Yes, shareholders are the ultimate owners, and the boards that shareholders install are empowered to make decisions. But since at least the 1980s, we know that managers often take advantage of information asymmetries between what the managers know and the shareholders don’t to make self-interested decisions. Research shows, for example, that up to 80% of acquisitions in the 1980s were driven by managers looking to build empires rather than create shareholder value. I would argue, therefore, that shareholders should welcome government intervention as a way of protecting themselves from self-interested managers doing self-interested deals.

I would also argue that, from a societal perspective, there is a role for government intervention. PostNL, AkzoNobel and Unilever may not be critical national assets, but they are significant organisations, and there is a public interest in their success.

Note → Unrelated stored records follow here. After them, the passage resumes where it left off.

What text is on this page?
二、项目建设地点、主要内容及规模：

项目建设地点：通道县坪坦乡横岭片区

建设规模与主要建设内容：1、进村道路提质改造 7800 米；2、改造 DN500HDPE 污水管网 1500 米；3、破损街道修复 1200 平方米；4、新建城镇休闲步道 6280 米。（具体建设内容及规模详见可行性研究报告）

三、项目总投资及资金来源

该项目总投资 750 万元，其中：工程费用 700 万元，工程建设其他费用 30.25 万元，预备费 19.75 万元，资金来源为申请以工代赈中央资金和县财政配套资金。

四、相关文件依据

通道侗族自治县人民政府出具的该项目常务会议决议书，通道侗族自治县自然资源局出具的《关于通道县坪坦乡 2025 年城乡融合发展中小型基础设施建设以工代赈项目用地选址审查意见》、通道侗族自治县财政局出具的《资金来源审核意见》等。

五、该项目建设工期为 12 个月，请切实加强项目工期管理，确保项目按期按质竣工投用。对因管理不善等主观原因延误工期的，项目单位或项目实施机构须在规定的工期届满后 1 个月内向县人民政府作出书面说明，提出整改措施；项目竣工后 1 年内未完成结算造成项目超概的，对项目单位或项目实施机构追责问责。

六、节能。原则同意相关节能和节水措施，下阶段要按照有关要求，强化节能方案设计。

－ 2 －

We don’t know how an acquisition would turn out in their case – we don’t know whether or not they would be part of the 70% that fail, or of the 30% that succeed. We do know, however, that an acquisition will result in job losses, and as the acquiring company looks for ways to consolidate, we also know that they will reduce innovation. I would agree with Abma that when the local greengrocer or architect is taken over, there isn’t a role for government because there isn’t a national interest in the survival of the local greengrocer or architect. But in the case of institutions that make such a contribution to the Dutch economy I strongly disagree, and would in fact argue that there is a duty on the part of government to ensure that the acquisitions it oversees have a positive impact on the Dutch economy.

In 2007, we had a financial crisis, in part due to the free-market ideology. This ‘belief’ system is all well and good, and it is one that I would advocate. However, when the evidence does not support the belief then we must update our beliefs. And in this case, the evidence does not support the hypothesis that mergers and acquisitions create value, or that they positively contribute to the economy, and therefore I would argue that there is a role for government intervention.

Dr Killian McCarthy is Assistant Professor at the University of Groningen, an economist by training, and a specialist in the performance of mergers and acquisitions.